IRRITADO

O SOCIALISMO É A FILOSOFIA DO FRACASSO, A CRENÇA NA IGNORÂNCIA, A PREGAÇÃO DA INVEJA. SEU DEFEITO INERENTE É A DISTRIBUIÇÃO IGUALITÁRIA DA MISÉRIA. Winston Churchill


PROCURADORES

A tendência para a asneira parece ter tomado, em definitivo, assento nas nossas magistraturas.

O PGR que já lá vai não perdia uma apariçãozinha perante os chamados media. Ele era entrevistas, declarações, comunicados, sei lá. Acabou, como é de timbre, por passar vida a meter o pé na argola. Havia fugas de matérias em segredo de justiça todos os dias. O homem não se continha, ou deixava que os outros se não contivessem. Tenho pena, uma vez que toda a gente diz que é um homem sério e sabedor. Não resistia, e pronto.

O PGR que temos vai pelo mesmo caminho, como o Irritado já teve ocasião de, duas vezes, sublinhar. Estando ainda no princípio do mandato, pode ser que perceba e se contenha. A ver vamos.

A Procuradora Morgado passou anos a matraquear as pessoas na televisão, atirando ao vento acusações das mais variadas naturezas, sem jamais dizer a quem se referia. Puzeram-na no galarim, ou seja, deram-lhe umas batatas quentes para descascar. Muito bem, agora é que vamos ver o que vale a senhora. O bichinho da publicidade, porém, já começou a mordê-la. Os despachos já aparecem na Internet, a pôr em causa a disciplina da organização. A senhora, em vez de guardar a independência e a discrição, aparece em sessões de propaganda do PS.

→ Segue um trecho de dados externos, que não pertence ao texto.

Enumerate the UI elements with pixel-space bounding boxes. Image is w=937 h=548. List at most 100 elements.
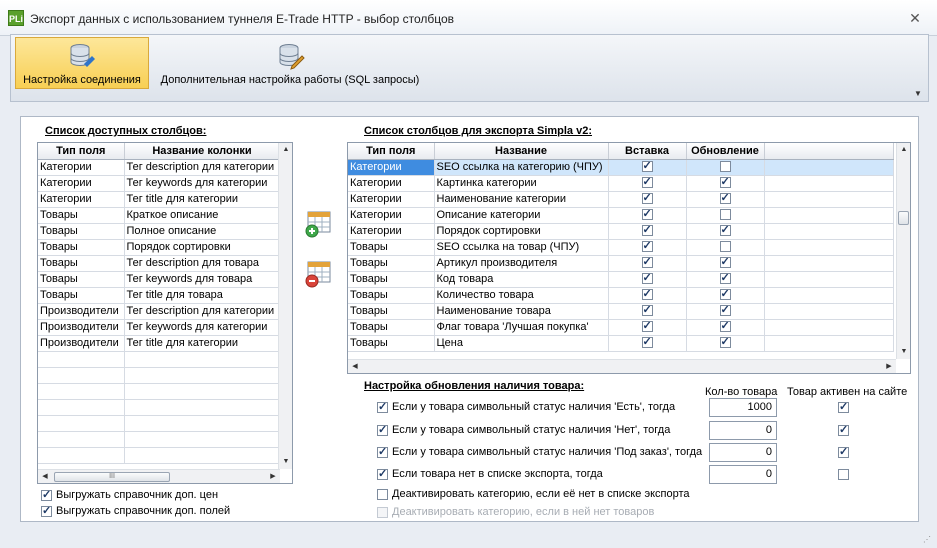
column-header-insert[interactable]: Вставка xyxy=(608,143,687,160)
checkbox-box[interactable] xyxy=(377,423,388,436)
scroll-left-icon[interactable]: ◀ xyxy=(38,470,52,483)
checkbox-box[interactable] xyxy=(377,467,388,480)
table-row[interactable]: Категории SEO ссылка на категорию (ЧПУ) xyxy=(348,159,894,176)
insert-checkbox[interactable] xyxy=(641,303,653,318)
update-checkbox[interactable] xyxy=(719,241,731,253)
add-column-button[interactable] xyxy=(304,209,334,239)
insert-checkbox[interactable] xyxy=(641,223,653,238)
insert-checkbox[interactable] xyxy=(641,287,653,302)
checkbox-box[interactable] xyxy=(377,400,388,413)
table-row[interactable]: Товары SEO ссылка на товар (ЧПУ) xyxy=(348,239,894,256)
insert-checkbox[interactable] xyxy=(641,191,653,206)
insert-checkbox[interactable] xyxy=(641,335,653,350)
table-row[interactable]: Товары Тег description для товара xyxy=(38,255,281,272)
qty-input[interactable]: 1000 xyxy=(709,398,777,417)
scroll-left-icon[interactable]: ◀ xyxy=(348,360,362,373)
checkbox-box[interactable] xyxy=(377,445,388,458)
active-on-site-checkbox[interactable] xyxy=(838,445,849,458)
table-row[interactable]: Товары Наименование товара xyxy=(348,303,894,320)
stock-rule-checkbox[interactable]: Если у товара символьный статус наличия … xyxy=(377,445,702,458)
insert-checkbox[interactable] xyxy=(641,319,653,334)
insert-checkbox[interactable] xyxy=(641,175,653,190)
scroll-right-icon[interactable]: ▶ xyxy=(882,360,896,373)
table-row[interactable]: Категории Картинка категории xyxy=(348,175,894,192)
column-header-update[interactable]: Обновление xyxy=(686,143,765,160)
update-checkbox[interactable] xyxy=(719,161,731,173)
update-checkbox[interactable] xyxy=(719,319,731,334)
close-button[interactable]: ✕ xyxy=(907,10,923,26)
scroll-right-icon[interactable]: ▶ xyxy=(266,470,280,483)
table-row[interactable]: Категории Описание категории xyxy=(348,207,894,224)
available-horizontal-scrollbar[interactable]: ◀ III ▶ xyxy=(38,469,280,483)
update-checkbox[interactable] xyxy=(719,255,731,270)
available-columns-grid[interactable]: Тип поля Название колонки Категории Тег d… xyxy=(37,142,293,484)
insert-checkbox[interactable] xyxy=(641,239,653,254)
qty-input[interactable]: 0 xyxy=(709,443,777,462)
update-checkbox[interactable] xyxy=(719,271,731,286)
table-row[interactable]: Категории Тег title для категории xyxy=(38,191,281,208)
table-row[interactable]: Производители Тег keywords для категории xyxy=(38,319,281,336)
qty-input[interactable]: 0 xyxy=(709,421,777,440)
scroll-down-icon[interactable]: ▼ xyxy=(897,345,910,359)
export-columns-grid[interactable]: Тип поля Название Вставка Обновление Кат… xyxy=(347,142,911,374)
table-row[interactable]: Производители Тег description для категор… xyxy=(38,303,281,320)
update-checkbox[interactable] xyxy=(719,303,731,318)
update-checkbox[interactable] xyxy=(719,335,731,350)
update-checkbox[interactable] xyxy=(719,287,731,302)
checkbox-box[interactable] xyxy=(41,504,52,517)
export-vertical-scrollbar[interactable]: ▲ ▼ xyxy=(896,143,910,359)
table-row[interactable]: Категории Тег keywords для категории xyxy=(38,175,281,192)
horizontal-scroll-thumb[interactable]: III xyxy=(54,472,170,482)
stock-rule-checkbox[interactable]: Если у товара символьный статус наличия … xyxy=(377,400,675,413)
table-row[interactable]: Товары Количество товара xyxy=(348,287,894,304)
export-field-ref-checkbox[interactable]: Выгружать справочник доп. полей xyxy=(41,504,230,517)
stock-rule-checkbox[interactable]: Если у товара символьный статус наличия … xyxy=(377,423,670,436)
table-row[interactable]: Товары Порядок сортировки xyxy=(38,239,281,256)
active-on-site-checkbox[interactable] xyxy=(838,423,849,436)
checkbox-box[interactable] xyxy=(41,488,52,501)
table-row[interactable]: Категории Тег description для категории xyxy=(38,159,281,176)
scroll-up-icon[interactable]: ▲ xyxy=(897,143,910,157)
active-on-site-checkbox[interactable] xyxy=(838,400,849,413)
table-row[interactable]: Товары Флаг товара 'Лучшая покупка' xyxy=(348,319,894,336)
scroll-up-icon[interactable]: ▲ xyxy=(279,143,292,157)
available-vertical-scrollbar[interactable]: ▲ ▼ xyxy=(278,143,292,469)
scroll-down-icon[interactable]: ▼ xyxy=(279,455,292,469)
update-checkbox[interactable] xyxy=(719,223,731,238)
connection-settings-button[interactable]: Настройка соединения xyxy=(15,37,149,89)
insert-checkbox[interactable] xyxy=(641,159,653,174)
update-checkbox[interactable] xyxy=(719,175,731,190)
insert-checkbox[interactable] xyxy=(641,255,653,270)
ribbon-collapse-icon[interactable]: ▼ xyxy=(914,89,924,99)
export-horizontal-scrollbar[interactable]: ◀ ▶ xyxy=(348,359,896,373)
update-checkbox[interactable] xyxy=(719,209,731,221)
column-header-column-name[interactable]: Название колонки xyxy=(124,143,281,160)
update-checkbox[interactable] xyxy=(719,191,731,206)
table-row[interactable]: Товары Код товара xyxy=(348,271,894,288)
table-row[interactable]: Товары Тег keywords для товара xyxy=(38,271,281,288)
checkbox-box[interactable] xyxy=(377,488,388,500)
table-row[interactable]: Товары Полное описание xyxy=(38,223,281,240)
remove-column-button[interactable] xyxy=(304,259,334,289)
advanced-settings-button[interactable]: Дополнительная настройка работы (SQL зап… xyxy=(151,37,429,89)
column-header-field-type[interactable]: Тип поля xyxy=(38,143,125,160)
column-header-field-type[interactable]: Тип поля xyxy=(348,143,435,160)
cell-field-type: Товары xyxy=(348,303,435,320)
insert-checkbox[interactable] xyxy=(641,207,653,222)
qty-input[interactable]: 0 xyxy=(709,465,777,484)
active-on-site-checkbox[interactable] xyxy=(838,469,849,480)
resize-grip-icon[interactable]: ⋰ xyxy=(923,535,931,544)
column-header-name[interactable]: Название xyxy=(434,143,609,160)
deactivate-missing-checkbox[interactable]: Деактивировать категорию, если её нет в … xyxy=(377,488,690,500)
export-price-ref-checkbox[interactable]: Выгружать справочник доп. цен xyxy=(41,488,218,501)
table-row[interactable]: Категории Наименование категории xyxy=(348,191,894,208)
insert-checkbox[interactable] xyxy=(641,271,653,286)
table-row[interactable]: Товары Артикул производителя xyxy=(348,255,894,272)
table-row[interactable]: Категории Порядок сортировки xyxy=(348,223,894,240)
table-row[interactable]: Товары Тег title для товара xyxy=(38,287,281,304)
table-row[interactable]: Товары Цена xyxy=(348,335,894,352)
stock-rule-checkbox[interactable]: Если товара нет в списке экспорта, тогда xyxy=(377,467,603,480)
vertical-scroll-thumb[interactable] xyxy=(898,211,909,225)
table-row[interactable]: Товары Краткое описание xyxy=(38,207,281,224)
table-row[interactable]: Производители Тег title для категории xyxy=(38,335,281,352)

Uma outra senhora, cujo nome não tenho a honra de ter na memória, mas que é nem mais nem menos que a juíz do Tribunal Constitucional (aquele que tem lá há dois anos, sem decidir, a questão da criancinha disputada por gregos e troianos) que relatou o parecer e desempatou a decisão sobre o referendo do aborto, faz questão de aparecer na mesma sessão do PS, a defender o dito aborto. O que, pelo menos, nos diz que quem escreveu o relatório e o votou não foi um juiz independente, com critérios técnicos e constitucionais, mas uma cidadã interessada em dar, à luz das suas convicções pessoais, determinado destino à decisão a tomar.

 

É nisto que estamos. Enquanto os agentes da Justiça não perceberem a dignidade do seu múnus, não serão os Parlamentos, os Governos ou as Leis quem endireitará as coisas.